It is not just the increased Child Tax Credit that is to blame. The expiration of the additional $1,600 for parents (or $1,000 depending on the age of the child) is only one of a number of COVID relief provisions that will be phased down over the next few weeks.
In accordance with President Joe Biden’s American Rescue Plan, the enhanced Child Tax Credit was enacted over a one-year period, while many Democrats believe it should be made permanent.
They intend to address the subject in the new year as part of the Build Back Better Act, which has been blocked since crucial moderate Sen. Joe Manchin (D-WV) recently stated that he will vote nay on the legislation.
According to the Tax Foundation, the enlarged CTC is one of approximately 30 tax policies that are set to expire this next week.
Alex Muresianu, a federal policy analyst at the Tax Foundation who contributed to the compilation of the list, says, “There are significantly more provisions that are expiring this year than there would be in other years.”

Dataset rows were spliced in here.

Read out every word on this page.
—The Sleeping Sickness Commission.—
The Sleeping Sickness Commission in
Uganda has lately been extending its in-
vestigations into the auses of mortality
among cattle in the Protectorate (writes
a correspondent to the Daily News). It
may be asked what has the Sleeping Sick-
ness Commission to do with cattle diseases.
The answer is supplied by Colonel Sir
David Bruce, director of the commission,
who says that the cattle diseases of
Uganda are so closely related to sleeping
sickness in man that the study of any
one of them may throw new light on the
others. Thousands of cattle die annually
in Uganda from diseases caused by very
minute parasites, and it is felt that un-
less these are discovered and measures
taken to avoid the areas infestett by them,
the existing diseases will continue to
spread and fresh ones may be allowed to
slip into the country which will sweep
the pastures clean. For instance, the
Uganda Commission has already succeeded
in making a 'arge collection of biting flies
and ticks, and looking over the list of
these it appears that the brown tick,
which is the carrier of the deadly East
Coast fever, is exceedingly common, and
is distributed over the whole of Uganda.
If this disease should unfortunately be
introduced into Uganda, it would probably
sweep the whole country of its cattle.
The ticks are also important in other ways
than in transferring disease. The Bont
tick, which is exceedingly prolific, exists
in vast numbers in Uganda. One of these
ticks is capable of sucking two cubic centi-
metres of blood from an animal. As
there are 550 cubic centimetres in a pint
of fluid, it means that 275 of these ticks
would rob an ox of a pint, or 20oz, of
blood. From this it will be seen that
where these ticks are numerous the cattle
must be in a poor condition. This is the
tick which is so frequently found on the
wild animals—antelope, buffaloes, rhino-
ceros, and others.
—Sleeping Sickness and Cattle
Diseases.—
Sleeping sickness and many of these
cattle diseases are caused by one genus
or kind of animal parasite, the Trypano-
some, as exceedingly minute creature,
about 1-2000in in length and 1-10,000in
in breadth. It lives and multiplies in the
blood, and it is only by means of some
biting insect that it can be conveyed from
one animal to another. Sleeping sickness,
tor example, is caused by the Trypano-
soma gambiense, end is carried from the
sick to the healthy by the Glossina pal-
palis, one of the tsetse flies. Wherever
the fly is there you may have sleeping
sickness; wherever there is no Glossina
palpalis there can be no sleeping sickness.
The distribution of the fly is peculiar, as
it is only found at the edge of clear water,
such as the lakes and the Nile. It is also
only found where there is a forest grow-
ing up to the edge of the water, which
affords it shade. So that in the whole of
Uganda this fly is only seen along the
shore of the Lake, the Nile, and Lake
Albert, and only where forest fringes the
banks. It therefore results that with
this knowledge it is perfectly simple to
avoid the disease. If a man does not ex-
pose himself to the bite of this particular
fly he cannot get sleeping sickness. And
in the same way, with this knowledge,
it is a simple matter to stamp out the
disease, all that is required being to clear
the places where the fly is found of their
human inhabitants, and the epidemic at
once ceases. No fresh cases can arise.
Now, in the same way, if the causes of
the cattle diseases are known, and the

This is primarily due to the fact that a lot of these things were always designed to be temporary COVID relief measures.
The Joint Committee on Taxation of the United States Congress keeps track of expiring provisions as well.
According to a document prepared at the beginning of 2021, prior to the introduction of legislation such as the American Rescue Plan, the committee identified 25 tax provisions that would expire this year and numerous others that would expire in the years ahead.
The Earned Income Tax Credit has been modified.
Two other provisions, including enhanced versions of the Earned Income Tax Credit and the Child and Dependent Care Credit, are due to expire at the start of the 2018 fiscal year.
When the upcoming tax filing season comes around, the enlarged Earned Income Tax Credit will be received in large part by American taxpayers’ wallets. The impact of the reversion, on the other hand, will have an influence on Americans’ tax files in 2023.
Similarly, the Expansion of the Child and Dependent Care Tax Credit, a provision for childcare and other dependent expenses, will appear in significant part on upcoming federal tax returns but will be eliminated for tax returns filed in 2022 if the reversion is enacted as planned.
Child poverty and food insecurity have both decreased, according to researchers, as a result of enhanced credit eligibility.
The impact of the Child Tax Credit reversion could be noticed more immediately because the Internal Revenue Service sent the last monthly payment in mid-December, making the reversion more noticeable right away.
However, even though no cheques will be mailed out on January 15, some of the remaining Child Tax Credit payments will be available to parents when they file their taxes.
The Build Back Better plan would have extended the Child Tax Credit as well as the Earned Income Tax Credit for an additional year under certain conditions. Congress, on the other hand, might act in 2022 and apply any modifications that are made retroactively.
Changes to philanthropic contributions as well as research and development are being considered.
There are also other regulations relating to above-the-line charitable contributions that will be eliminated in the coming year, as well as the recent temporary suspension of various limits on individual deductions for charitable contributions.
It was the CARES Act, which was signed into law by President Donald Trump in 2020, that contained those requirements.
Other provisions that will expire at the end of 2021 will have an impact on enterprises. The Employee Retention Credit for small businesses has been extended through December 31, according to the American Rescue Plan. This credit allows firms to offset COVID-related losses by up to $7,000 per employee each quarter.
In addition, the Tax Foundation provided a list of provisions from the 2017 Tax Cuts and Jobs Act that were set to expire. As Muresianu pointed out, one of those sections, which deals with research and development expenses, could be quite important in the future.
In his opinion, forcing businesses to shift away from depreciating assets and investing in research and development to spreading deductions over five years would result in a bias against R&D investment.
Another deadline is coming to an end this week at the Federal Reserve, as the central bank’s temporary U.S. dollar liquidity swap lines with central banks across the world are scheduled to expire.
When the arrangements were first announced in March 2020, the Federal Reserve stated that they were designed to “ease constraints in global funding markets, thereby aiding in mitigating the effects of such limitations on the supply of credit to individuals and companies.”